Part of the problem may be that they must catch up with Marvel, but without prior commitment to this end they have less leeway to be clever and patient just shameless and reckless. Also the defence of it being “over the top” as its “an over the top premise” is fine but that doesn’t excuse it for being a simply poor film. ‘Avengers Assemble’ isn’t perfect and is mainly just about heroes battling aliens, but it has a pretty tight script and careful pacing while this has neither and little else. Making a film about something ridiculous doesn’t mean you have to make a ridiculous film.

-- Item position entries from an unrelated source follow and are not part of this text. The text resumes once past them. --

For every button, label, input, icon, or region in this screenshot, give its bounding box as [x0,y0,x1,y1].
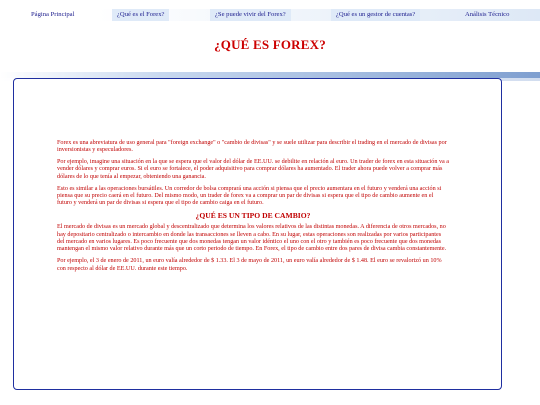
paragraph-euro-example: Por ejemplo, el 3 de enero de 2011, un euro valía alrededor de $ 1.33. El 3 de mayo de 2011, un euro valía alrededor de $ 1.48. El euro se revalorizó un 10% con respecto al dólar de EE.UU. durante este tiempo. [57,258,442,272]
paragraph-definition: Forex es una abreviatura de uso general para "foreign exchange" o "cambio de divisas" y se suele utilizar para describir el trading en el mercado de divisas por inversionistas y especuladores. [57,140,447,154]
nav-link-what-is-forex[interactable]: ¿Qué es el Forex? [112,9,169,21]
paragraph-stock-comparison: Esto es similar a las operaciones bursátiles. Un corredor de bolsa comprará una acción si piensa que el precio aumentara en el futuro y venderá una acción si piensa que su precio caerá en el futuro. Del mismo modo, un trader de forex va a comprar un par de divisas si espera que el tipo de cambio aumente en el futuro y venderá un par de divisas si espera que el tipo de cambio caiga en el futuro. [57,185,442,207]
paragraph-example: Por ejemplo, imagine una situación en la que se espera que el valor del dólar de EE.UU. se debilite en relación al euro. Un trader de forex en esta situación va a vender dólares y comprar euros. Si el euro se fortalece, el poder adquisitivo para comprar dólares ha aumentado. El trader ahora puede volver a comprar más dólares de lo que tenía al empezar, obteniendo una ganancia. [57,159,449,180]
nav-link-live-from-forex[interactable]: ¿Se puede vivir del Forex? [210,9,291,21]
top-nav-bar [0,9,540,21]
paragraph-global-market: El mercado de divisas es un mercado global y descentralizado que determina los valores relativos de las distintas monedas. A diferencia de otros mercados, no hay depositario centralizado o intercambio en donde las transacciones se lleven a cabo. En su lugar, estas operaciones son realizadas por varios participantes del mercado en varios lugares. Es poco frecuente que dos monedas tengan un valor idéntico el uno con el otro y también es poco frecuente que dos monedas mantengan el mismo valor relativo durante más que un corto periodo de tiempo. En Forex, el tipo de cambio entre dos pares de divisa cambia constantemente. [57,224,447,253]
page-title: ¿QUÉ ES FOREX? [214,37,326,52]
nav-link-home[interactable]: Página Principal [31,11,75,18]
nav-link-technical-analysis[interactable]: Análisis Técnico [465,11,510,18]
article-body [57,140,449,277]
section-heading-exchange-rate: ¿QUÉ ES UN TIPO DE CAMBIO? [195,211,311,221]
nav-link-account-manager[interactable]: ¿Qué es un gestor de cuentas? [331,9,420,21]
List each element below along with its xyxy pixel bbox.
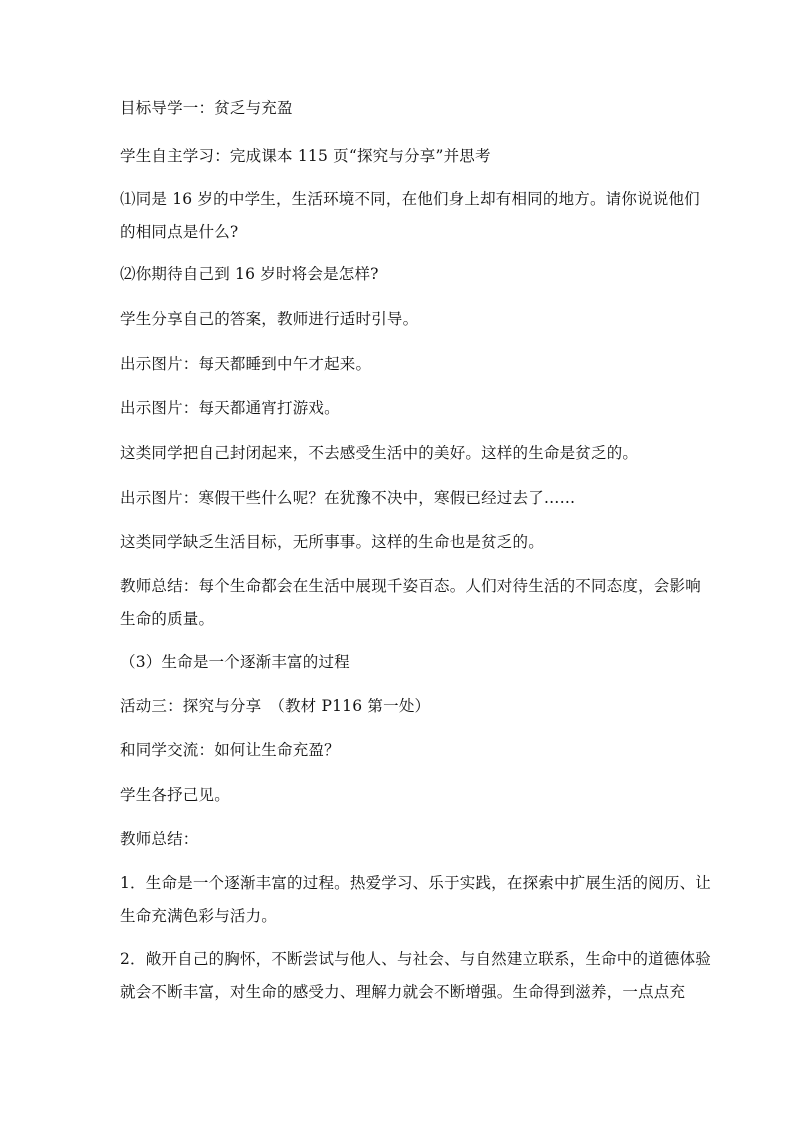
paragraph: ⑵你期待自己到 16 岁时将会是怎样? — [120, 265, 379, 283]
paragraph: 学生分享自己的答案，教师进行适时引导。 — [120, 310, 419, 328]
paragraph: 出示图片：寒假干些什么呢？在犹豫不决中，寒假已经过去了…… — [120, 489, 576, 507]
list-item: 2．敞开自己的胸怀，不断尝试与他人、与社会、与自然建立联系，生命中的道德体验就会不断丰富，对生命的感受力、理解力就会不断增强。生命得到滋养，一点点充 — [120, 950, 711, 1001]
section-heading: 目标导学一：贫乏与充盈 — [120, 99, 293, 117]
paragraph: 教师总结：每个生命都会在生活中展现千姿百态。人们对待生活的不同态度，会影响生命的质量。 — [120, 577, 701, 628]
paragraph: 出示图片：每天都睡到中午才起来。 — [120, 355, 372, 373]
paragraph: 学生自主学习：完成课本 115 页“探究与分享”并思考 — [120, 147, 491, 165]
paragraph: ⑴同是 16 岁的中学生，生活环境不同，在他们身上却有相同的地方。请你说说他们的相同点是什么? — [120, 190, 700, 241]
paragraph: 和同学交流：如何让生命充盈？ — [120, 741, 340, 759]
paragraph: 这类同学缺乏生活目标，无所事事。这样的生命也是贫乏的。 — [120, 533, 544, 551]
paragraph: 出示图片：每天都通宵打游戏。 — [120, 399, 340, 417]
list-item: 1．生命是一个逐渐丰富的过程。热爱学习、乐于实践，在探索中扩展生活的阅历、让生命充满色彩与活力。 — [120, 874, 711, 925]
paragraph: 这类同学把自己封闭起来，不去感受生活中的美好。这样的生命是贫乏的。 — [120, 444, 639, 462]
paragraph: 活动三：探究与分享 （教材 P116 第一处） — [120, 697, 431, 715]
paragraph: 教师总结： — [120, 830, 199, 848]
paragraph: 学生各抒己见。 — [120, 786, 230, 804]
section-subheading: （3）生命是一个逐渐丰富的过程 — [120, 653, 350, 671]
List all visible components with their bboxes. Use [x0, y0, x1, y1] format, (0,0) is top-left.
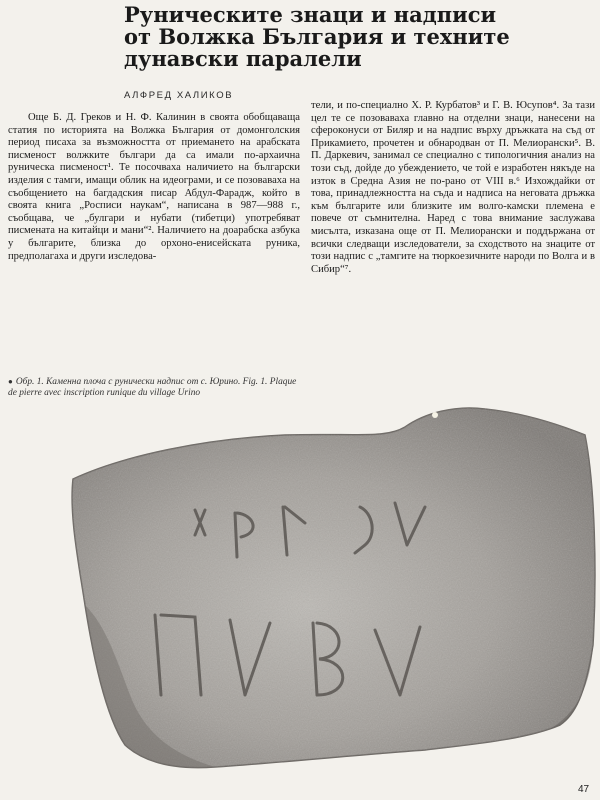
right-column [311, 100, 595, 276]
body-paragraph: тели, и по-специално Х. Р. Курбатов³ и Г. В. Юсупов⁴. За тази цел те се позоваваха главно на отделни знаци, нанесени на сфероконуси от Биляр и на надпис върху дръжката на съд от Прикамието, прочетен и обнародван от П. Мелиорански⁵. В. П. Даркевич, занимал се специално с типологичния анализ на този съд, дойде до убеждението, че той е изработен някъде на изток в Средна Азия не по-рано от VIII в.⁶ Изхождайки от това, принадлежността на съда и надписа на неговата дръжка към българите или близките им волго-камски племена е повече от съмнителна. Наред с това внимание заслужава мисълта, изказана още от П. Мелиорански и поддържана от всички следващи изследователи, за сходството на знаците от този надпис с „тамгите на тюркоезичните народи по Волга и в Сибир“⁷. [311, 100, 595, 275]
author-name: АЛФРЕД ХАЛИКОВ [124, 90, 234, 101]
article-title [124, 4, 584, 70]
title-line: Руническите знаци и надписи [124, 2, 497, 27]
page-number: 47 [578, 784, 590, 795]
caption-text: Обр. 1. Каменна плоча с рунически надпис от с. Юрино. Fig. 1. Plaque de pierre avec inscription runique du village Urino [8, 377, 297, 399]
stone-texture [72, 408, 595, 768]
title-line: от Волжка България и техните [124, 24, 510, 49]
title-line: дунавски паралели [124, 46, 362, 71]
left-column [8, 112, 300, 263]
stone-plaque-photo [55, 395, 600, 775]
stone-speck [432, 412, 438, 418]
body-paragraph: Още Б. Д. Греков и Н. Ф. Калинин в своята обобщаваща статия по историята на Волжка България от домонголския период писаха за възможността от приемането на арабската писменост волжките българи да са имали по-архаична руническа писменост¹. Те посочваха наличието на български изделия с тамги, имащи облик на идеограми, и се позоваваха на съобщението на багдадския писар Абдул-Фарадж, който в своята книга „Росписи наукам“, написана в 987—988 г., съобщава, че „булгари и нубати (тибетци) употребяват писмената на китайци и мани“². Наличието на доарабска азбука у българите, близка до орхоно-енисейската руника, предполагаха и други изследова- [8, 112, 300, 262]
caption-bullet: ● [8, 377, 13, 386]
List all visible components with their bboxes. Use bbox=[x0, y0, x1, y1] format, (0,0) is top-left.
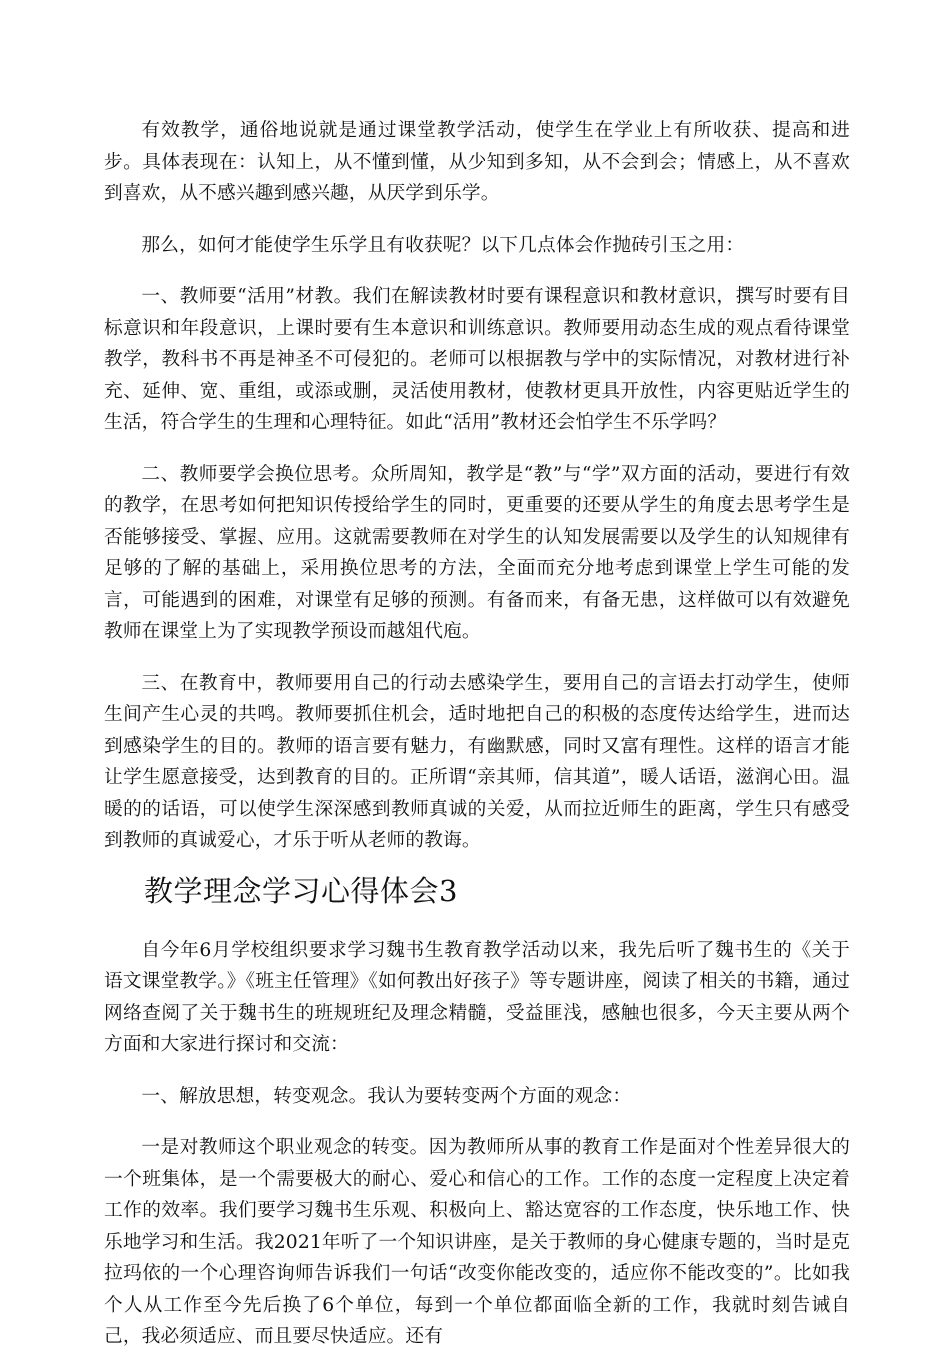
paragraph-point-two: 二、教师要学会换位思考。众所周知，教学是“教”与“学”双方面的活动，要进行有效的教学，在思考如何把知识传授给学生的同时，更重要的还要从学生的角度去思考学生是否能够接受、掌握、应用。这就需要教师在对学生的认知发展需要以及学生的认知规律有足够的了解的基础上，采用换位思考的方法，全面而充分地考虑到课堂上学生可能的发言，可能遇到的困难，对课堂有足够的预测。有备而来，有备无患，这样做可以有效避免教师在课堂上为了实现教学预设而越俎代庖。 bbox=[104, 463, 850, 642]
paragraph-point-one: 一、教师要“活用”材教。我们在解读教材时要有课程意识和教材意识，撰写时要有目标意识和年段意识，上课时要有生本意识和训练意识。教师要用动态生成的观点看待课堂教学，教科书不再是神圣不可侵犯的。老师可以根据教与学中的实际情况，对教材进行补充、延伸、宽、重组，或添或删，灵活使用教材，使教材更具开放性，内容更贴近学生的生活，符合学生的生理和心理特征。如此“活用”教材还会怕学生不乐学吗？ bbox=[104, 286, 850, 433]
paragraph-gap bbox=[104, 439, 850, 459]
paragraph-point-three: 三、在教育中，教师要用自己的行动去感染学生，要用自己的言语去打动学生，使师生间产生心灵的共鸣。教师要抓住机会，适时地把自己的积极的态度传达给学生，进而达到感染学生的目的。教师的语言要有魅力，有幽默感，同时又富有理性。这样的语言才能让学生愿意接受，达到教育的目的。正所谓“亲其师，信其道”，暖人话语，滋润心田。温暖的的话语，可以使学生深深感到教师真诚的关爱，从而拉近师生的距离，学生只有感受到教师的真诚爱心，才乐于听从老师的教诲。 bbox=[104, 672, 850, 851]
paragraph-gap bbox=[104, 210, 850, 230]
heading-gap bbox=[104, 911, 850, 935]
paragraph-gap bbox=[104, 1112, 850, 1132]
paragraph-effective-teaching: 有效教学，通俗地说就是通过课堂教学活动，使学生在学业上有所收获、提高和进步。具体表现在：认知上，从不懂到懂，从少知到多知，从不会到会；情感上，从不喜欢到喜欢，从不感兴趣到感兴趣，从厌学到乐学。 bbox=[104, 120, 850, 204]
paragraph-gap bbox=[104, 261, 850, 281]
document-body bbox=[104, 115, 850, 1353]
paragraph-profession-view: 一是对教师这个职业观念的转变。因为教师所从事的教育工作是面对个性差异很大的一个班集体，是一个需要极大的耐心、爱心和信心的工作。工作的态度一定程度上决定着工作的效率。我们要学习魏书生乐观、积极向上、豁达宽容的工作态度，快乐地工作、快乐地学习和生活。我2021年听了一个知识讲座，是关于教师的身心健康专题的，当时是克拉玛依的一个心理咨询师告诉我们一句话“改变你能改变的，适应你不能改变的”。比如我个人从工作至今先后换了6个单位，每到一个单位都面临全新的工作，我就时刻告诫自己，我必须适应、而且要尽快适应。还有 bbox=[104, 1137, 850, 1347]
paragraph-gap bbox=[104, 1061, 850, 1081]
paragraph-question: 那么，如何才能使学生乐学且有收获呢？以下几点体会作抛砖引玉之用： bbox=[141, 234, 745, 256]
paragraph-gap bbox=[104, 648, 850, 668]
section-heading: 教学理念学习心得体会3 bbox=[144, 873, 458, 908]
paragraph-intro: 自今年6月学校组织要求学习魏书生教育教学活动以来，我先后听了魏书生的《关于语文课堂教学。》《班主任管理》《如何教出好孩子》等专题讲座，阅读了相关的书籍，通过网络查阅了关于魏书生的班规班纪及理念精髓，受益匪浅，感触也很多，今天主要从两个方面和大家进行探讨和交流： bbox=[104, 939, 850, 1055]
paragraph-liberate-thinking: 一、解放思想，转变观念。我认为要转变两个方面的观念： bbox=[141, 1085, 632, 1107]
heading-gap bbox=[104, 857, 850, 871]
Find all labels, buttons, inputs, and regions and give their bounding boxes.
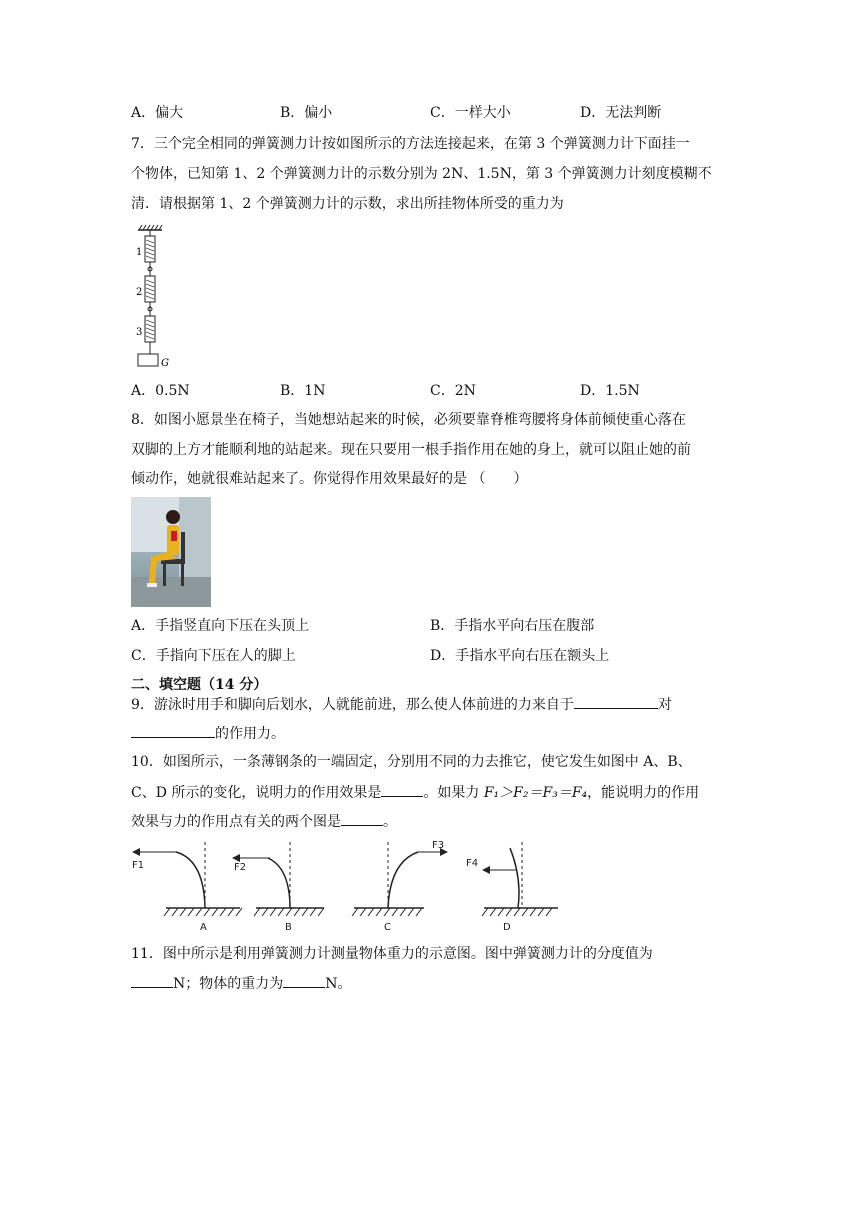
q9-blank-2 [131,723,215,738]
q8-option-b: B．手指水平向右压在腹部 [430,618,595,634]
q9-text-b: 对 [657,697,672,713]
diagram-c [352,840,446,933]
q11-blank-2 [283,973,325,988]
scale-label-3: 3 [136,327,143,338]
q10-text-e: 。 [383,814,397,830]
q9-blank-1 [574,694,658,709]
q10-force-relation: F₁＞F₂＝F₃＝F₄ [483,785,588,801]
q8-text-line-3: 倾动作，她就很难站起来了。你觉得作用效果最好的是 （ ） [131,471,528,487]
force-label-f2: F2 [234,862,247,873]
q7-text-line-1: 7．三个完全相同的弹簧测力计按如图所示的方法连接起来，在第 3 个弹簧测力计下面挂一 [131,136,690,152]
scale-label-1: 1 [136,247,143,258]
q6-option-c: C．一样大小 [430,105,511,121]
force-label-f4: F4 [466,858,479,869]
q10-line-1: 10．如图所示，一条薄钢条的一端固定，分别用不同的力去推它，使它发生如图中 A、B、 [131,754,692,770]
diagram-letter-b: B [285,922,292,933]
q7-option-d: D．1.5N [580,383,640,399]
q10-blank-1 [381,782,423,797]
diagram-d [466,842,558,933]
q8-option-a: A．手指竖直向下压在头顶上 [131,618,310,634]
q10-text-a: C、D 所示的变化，说明力的作用效果是 [131,785,382,801]
q7-text-line-2: 个物体，已知第 1、2 个弹簧测力计的示数分别为 2N、1.5N，第 3 个弹簧测力计刻度模糊不 [131,166,712,182]
q10-text-d: 效果与力的作用点有关的两个图是 [131,814,341,830]
diagram-letter-d: D [503,922,511,933]
diagram-letter-a: A [200,922,207,933]
spring-scales-figure [128,224,188,372]
q11-text-b: N。 [325,976,352,992]
section-2-title: 二、填空题（14 分） [131,677,268,693]
weight-label-g: G [161,358,169,369]
q6-option-a: A．偏大 [131,105,184,121]
q10-text-c: ，能说明力的作用 [587,785,700,801]
q7-option-a: A．0.5N [131,383,190,399]
q9-text-a: 9．游泳时用手和脚向后划水，人就能前进，那么使人体前进的力来自于 [131,697,574,713]
q11-line-2 [131,973,352,994]
force-label-f3: F3 [432,840,445,851]
diagram-letter-c: C [384,922,391,933]
q8-option-d: D．手指水平向右压在额头上 [430,648,610,664]
q10-line-2 [131,782,699,803]
q11-line-1: 11．图中所示是利用弹簧测力计测量物体重力的示意图。图中弹簧测力计的分度值为 [131,946,653,962]
force-label-f1: F1 [132,860,145,871]
q11-text-a: N；物体的重力为 [173,976,284,992]
q8-text-line-1: 8．如图小愿景坐在椅子，当她想站起来的时候，必须要靠脊椎弯腰将身体前倾使重心落在 [131,412,686,428]
diagram-a [132,842,242,933]
q7-text-line-3: 清．请根据第 1、2 个弹簧测力计的示数，求出所挂物体所受的重力为 [131,196,564,212]
q7-option-c: C．2N [430,383,476,399]
q10-line-3 [131,811,397,832]
scale-label-2: 2 [136,287,143,298]
q8-option-c: C．手指向下压在人的脚上 [131,648,296,664]
q6-option-b: B．偏小 [280,105,333,121]
q6-option-d: D．无法判断 [580,105,662,121]
q10-text-b: 。如果力 [423,785,484,801]
steel-strip-figure [128,838,568,938]
q10-blank-2 [341,811,383,826]
q11-blank-1 [131,973,173,988]
q9-text-c: 的作用力。 [215,726,285,742]
q9-line-1 [131,694,672,715]
q7-option-b: B．1N [280,383,326,399]
q9-line-2 [131,723,285,744]
seated-girl-photo [131,497,211,607]
diagram-b [234,842,324,933]
q8-text-line-2: 双脚的上方才能顺利地的站起来。现在只要用一根手指作用在她的身上，就可以阻止她的前 [131,442,691,458]
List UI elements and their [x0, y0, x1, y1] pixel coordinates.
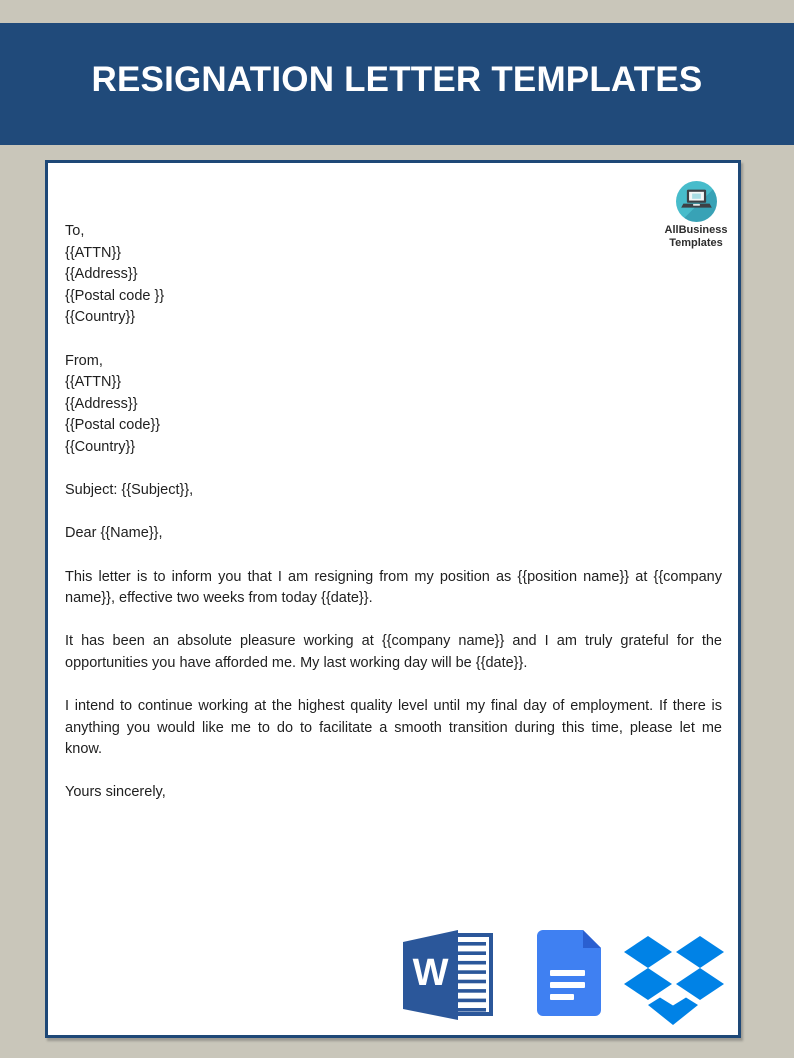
- dropbox-glyph: [622, 934, 726, 1026]
- salutation: Dear {{Name}},: [65, 525, 163, 542]
- sender-line: {{Address}}: [65, 395, 138, 412]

Zack Snyder has also tried to blame other films such as Star Wars, which was a crazy and fun ride as oppose to this meandering vacuum of purpose. His comments if anything show a lack of faith in his own work. Apparently you can polish a turd with thousands of dollar bills and it will indeed gleam, but I I’ll still regret spending any time on it.
Verdict: This isn’t a story and more of a frustrating, pretty experience than an actual film. We are dragged into Snyder’s relentless quest for imagery. It’s a shimmering, hollow, disco ball of shiny tedium. A kaleidoscope of colourful, inane nonsense that wastes the biggest of opportunities.